EDWARD J. STEMMLER, M.D., Chief, University of Pennsylvania Medical Service.

JEFFERSON MEDICAL COLLEGE,
THOMAS JEFFERSON UNIVERSITY,
DEPARTMENT OF MEDICINE,
Philadelphia, March 28, 1972.

JOHN GANS, Phar. D.,

Clinical Coordinator, Philadelphia College of Pharmacy and Science,
Philadelphia, Pa.

DEAR DOCTOR GANS: I wish to report to you the impressions that we have developed of the role of the student-pharmacist in our educational and patient care programs at the Thomas Jefferson University Hospital.

As you know, the undergraduate and graduate student-pharmacists have been assigned to each of our patient care units with out teaching teams on the medical service. A student-pharmacist is assigned to a teaching team consisting of 12 to 15 attending physicians, one medical resident, one medical intern with senior and junior medical students. An attending physician is service chief and a professor makes rounds once weekly. The student-pharmacist works closely with the medical resident and is under his supervision. Private patients of the attending physicians are admitted to the team and are managed by the resident and intern under the supervision and responsibility of the attending physician.

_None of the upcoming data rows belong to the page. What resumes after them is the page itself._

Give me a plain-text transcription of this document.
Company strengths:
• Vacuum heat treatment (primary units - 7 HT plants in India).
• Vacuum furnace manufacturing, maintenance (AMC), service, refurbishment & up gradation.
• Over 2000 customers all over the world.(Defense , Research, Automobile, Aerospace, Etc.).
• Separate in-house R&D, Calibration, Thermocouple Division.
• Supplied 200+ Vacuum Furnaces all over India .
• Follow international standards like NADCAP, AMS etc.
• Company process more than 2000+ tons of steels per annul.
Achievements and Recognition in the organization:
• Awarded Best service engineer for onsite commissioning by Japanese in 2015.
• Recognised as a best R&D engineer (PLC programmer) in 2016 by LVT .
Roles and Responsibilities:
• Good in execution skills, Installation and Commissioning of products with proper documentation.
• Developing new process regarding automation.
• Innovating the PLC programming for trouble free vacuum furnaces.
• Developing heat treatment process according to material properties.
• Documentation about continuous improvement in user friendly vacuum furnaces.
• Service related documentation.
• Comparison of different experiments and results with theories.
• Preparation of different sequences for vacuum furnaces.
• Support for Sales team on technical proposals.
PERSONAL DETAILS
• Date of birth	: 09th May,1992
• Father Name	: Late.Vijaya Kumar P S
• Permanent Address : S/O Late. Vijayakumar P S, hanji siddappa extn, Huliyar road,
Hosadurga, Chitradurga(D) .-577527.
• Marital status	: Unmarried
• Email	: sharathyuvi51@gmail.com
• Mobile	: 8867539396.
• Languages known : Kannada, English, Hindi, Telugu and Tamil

The program has been very successful. The pharmacist, in this setting, develops a new role in patient care and education. I believe that this system adds a new dimension to patient care.

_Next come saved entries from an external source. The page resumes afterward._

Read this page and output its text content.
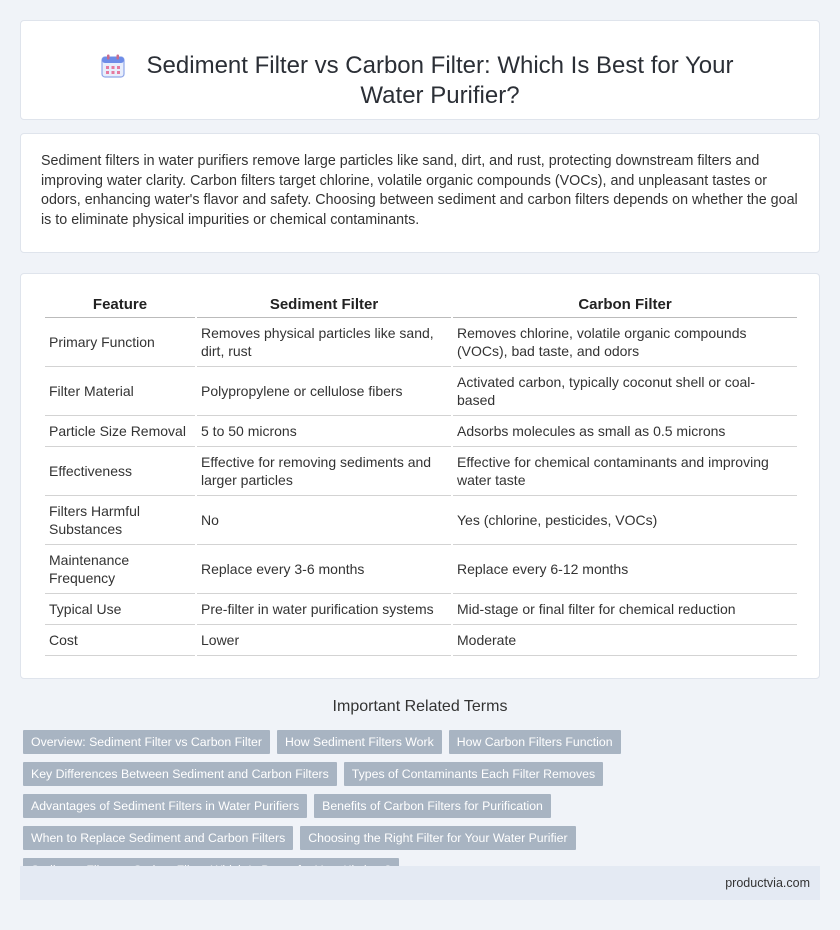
Sediment Filter vs Carbon Filter: Which Is Best for Your Water Purifier?

Sediment filters in water purifiers remove large particles like sand, dirt, and rust, protecting downstream filters and improving water clarity. Carbon filters target chlorine, volatile organic compounds (VOCs), and unpleasant tastes or odors, enhancing water's flavor and safety. Choosing between sediment and carbon filters depends on whether the goal is to eliminate physical impurities or chemical contaminants.

Feature	Sediment Filter	Carbon Filter
Primary Function	Removes physical particles like sand, dirt, rust	Removes chlorine, volatile organic compounds (VOCs), bad taste, and odors
Filter Material	Polypropylene or cellulose fibers	Activated carbon, typically coconut shell or coal-based
Particle Size Removal	5 to 50 microns	Adsorbs molecules as small as 0.5 microns
Effectiveness	Effective for removing sediments and larger particles	Effective for chemical contaminants and improving water taste
Filters Harmful Substances	No	Yes (chlorine, pesticides, VOCs)
Maintenance Frequency	Replace every 3-6 months	Replace every 6-12 months
Typical Use	Pre-filter in water purification systems	Mid-stage or final filter for chemical reduction
Cost	Lower	Moderate
Important Related Terms
Overview: Sediment Filter vs Carbon Filter	How Sediment Filters Work	How Carbon Filters Function
Key Differences Between Sediment and Carbon Filters	Types of Contaminants Each Filter Removes
Advantages of Sediment Filters in Water Purifiers	Benefits of Carbon Filters for Purification
When to Replace Sediment and Carbon Filters	Choosing the Right Filter for Your Water Purifier
productvia.com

The comments from our medical residents indicate that the pharmacists in the graduate program played an active role in patient care. They developed detailed medication histories for the patients and histories of adverse drug reactions, as well as benefits. They knew much more intimately the possibility of drug interactions in our patients. If they did not know the information, they went to the library and obtained it. This information was reported daily at the meetings of the group. The pharmacists brought to these teaching sessions and clinical rounds a knowledge of drugs and their actions which was a learning experience for our students, interns and resident-physicians. They stimulated a greater attention to the efficacy of drugs, the type of preparations used, drug interactions, potential side effects, and economics of use that we have not had to this extent in the past.